The stable emulsion according to any one of the preceding claims, wherein the stable emulsion has a thickness of less than 0.5 μm for at least 1 month at ambient conditions, preferably less than 0.3 μm for at least 1 month at ambient conditions, preferably less than 0.2 μm for at least 1 month at ambient conditions. A liquid pharmaceutical composition exhibiting an average particle diameter of less than .

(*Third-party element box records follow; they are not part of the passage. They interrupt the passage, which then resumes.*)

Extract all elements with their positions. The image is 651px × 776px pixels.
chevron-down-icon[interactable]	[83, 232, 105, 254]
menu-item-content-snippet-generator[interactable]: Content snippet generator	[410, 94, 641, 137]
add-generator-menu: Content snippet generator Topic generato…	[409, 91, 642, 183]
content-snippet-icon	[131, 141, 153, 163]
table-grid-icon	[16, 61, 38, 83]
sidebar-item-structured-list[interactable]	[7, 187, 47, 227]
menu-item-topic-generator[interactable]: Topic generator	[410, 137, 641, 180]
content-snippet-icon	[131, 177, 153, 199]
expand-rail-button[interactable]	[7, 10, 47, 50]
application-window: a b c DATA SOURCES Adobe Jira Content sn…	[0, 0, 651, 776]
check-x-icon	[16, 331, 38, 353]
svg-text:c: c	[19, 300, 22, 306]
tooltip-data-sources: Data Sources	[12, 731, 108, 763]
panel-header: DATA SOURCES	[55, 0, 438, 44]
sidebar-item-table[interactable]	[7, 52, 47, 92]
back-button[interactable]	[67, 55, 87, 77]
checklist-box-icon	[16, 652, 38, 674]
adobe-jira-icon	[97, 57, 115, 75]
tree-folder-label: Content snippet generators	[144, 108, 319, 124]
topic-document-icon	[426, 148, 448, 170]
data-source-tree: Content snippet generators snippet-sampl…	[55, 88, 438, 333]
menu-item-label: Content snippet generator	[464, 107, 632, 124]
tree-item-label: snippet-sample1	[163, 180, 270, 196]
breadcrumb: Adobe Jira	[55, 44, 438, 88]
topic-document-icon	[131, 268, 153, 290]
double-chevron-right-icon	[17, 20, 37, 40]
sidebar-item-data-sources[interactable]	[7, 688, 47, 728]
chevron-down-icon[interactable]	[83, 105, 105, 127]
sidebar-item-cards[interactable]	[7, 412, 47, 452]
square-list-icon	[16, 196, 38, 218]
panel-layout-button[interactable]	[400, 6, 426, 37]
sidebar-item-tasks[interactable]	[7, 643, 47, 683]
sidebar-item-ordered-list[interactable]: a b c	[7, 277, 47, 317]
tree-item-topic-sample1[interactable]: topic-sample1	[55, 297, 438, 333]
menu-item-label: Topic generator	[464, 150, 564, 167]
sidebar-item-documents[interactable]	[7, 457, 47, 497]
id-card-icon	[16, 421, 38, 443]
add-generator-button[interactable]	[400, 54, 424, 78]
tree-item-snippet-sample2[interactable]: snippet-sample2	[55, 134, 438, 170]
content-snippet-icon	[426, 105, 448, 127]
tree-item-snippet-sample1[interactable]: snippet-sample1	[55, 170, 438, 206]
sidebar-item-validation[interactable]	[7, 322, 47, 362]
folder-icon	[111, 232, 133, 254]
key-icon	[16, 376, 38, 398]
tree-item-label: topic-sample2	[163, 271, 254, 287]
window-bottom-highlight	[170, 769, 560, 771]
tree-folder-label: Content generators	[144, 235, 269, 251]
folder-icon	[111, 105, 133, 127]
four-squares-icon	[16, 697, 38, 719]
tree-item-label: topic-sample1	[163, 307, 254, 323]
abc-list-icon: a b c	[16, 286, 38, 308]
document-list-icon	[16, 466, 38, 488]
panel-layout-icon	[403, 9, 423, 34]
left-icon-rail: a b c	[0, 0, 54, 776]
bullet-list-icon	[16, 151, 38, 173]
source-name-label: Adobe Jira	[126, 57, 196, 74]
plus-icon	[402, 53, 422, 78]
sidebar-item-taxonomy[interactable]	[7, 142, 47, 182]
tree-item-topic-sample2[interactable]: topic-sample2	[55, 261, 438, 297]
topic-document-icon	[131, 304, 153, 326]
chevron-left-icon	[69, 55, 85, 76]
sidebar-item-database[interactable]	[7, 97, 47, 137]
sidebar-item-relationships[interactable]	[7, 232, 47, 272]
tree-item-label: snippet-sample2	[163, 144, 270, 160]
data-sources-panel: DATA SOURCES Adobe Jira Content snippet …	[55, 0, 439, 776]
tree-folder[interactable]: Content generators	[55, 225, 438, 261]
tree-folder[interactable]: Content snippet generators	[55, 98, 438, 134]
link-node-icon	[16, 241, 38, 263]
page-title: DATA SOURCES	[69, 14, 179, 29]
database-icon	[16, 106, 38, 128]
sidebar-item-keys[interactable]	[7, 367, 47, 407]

The liquid pharmaceutical composition according to any one of the preceding claims, further comprising an oil-soluble flavoring agent.
A liquid pharmaceutical composition according to any one of the preceding claims for use in a method of treating a disease or disorder associated with cognitive decline in a subject in need thereof, wherein the method is effective in increasing the concentration of ketone bodies in the subject. A liquid pharmaceutical composition comprising the step of treating the disease or disorder by administering the liquid pharmaceutical composition to a subject in an amount.
13. A liquid pharmaceutical composition according to claim 12, wherein the disease or disorder associated with cognitive decline is selected from Alzheimer's disease and Age-Associated Memory Impairment.
14. The liquid pharmaceutical composition according to claim 12 or 13, further comprising determining whether the patient lacks the ApoE4 genotype.
15. The liquid pharmaceutical composition of any one of claims 12 to 14, wherein the composition is administered at a dose of about 0.05 g/kg/day to about 10 g/kg/day.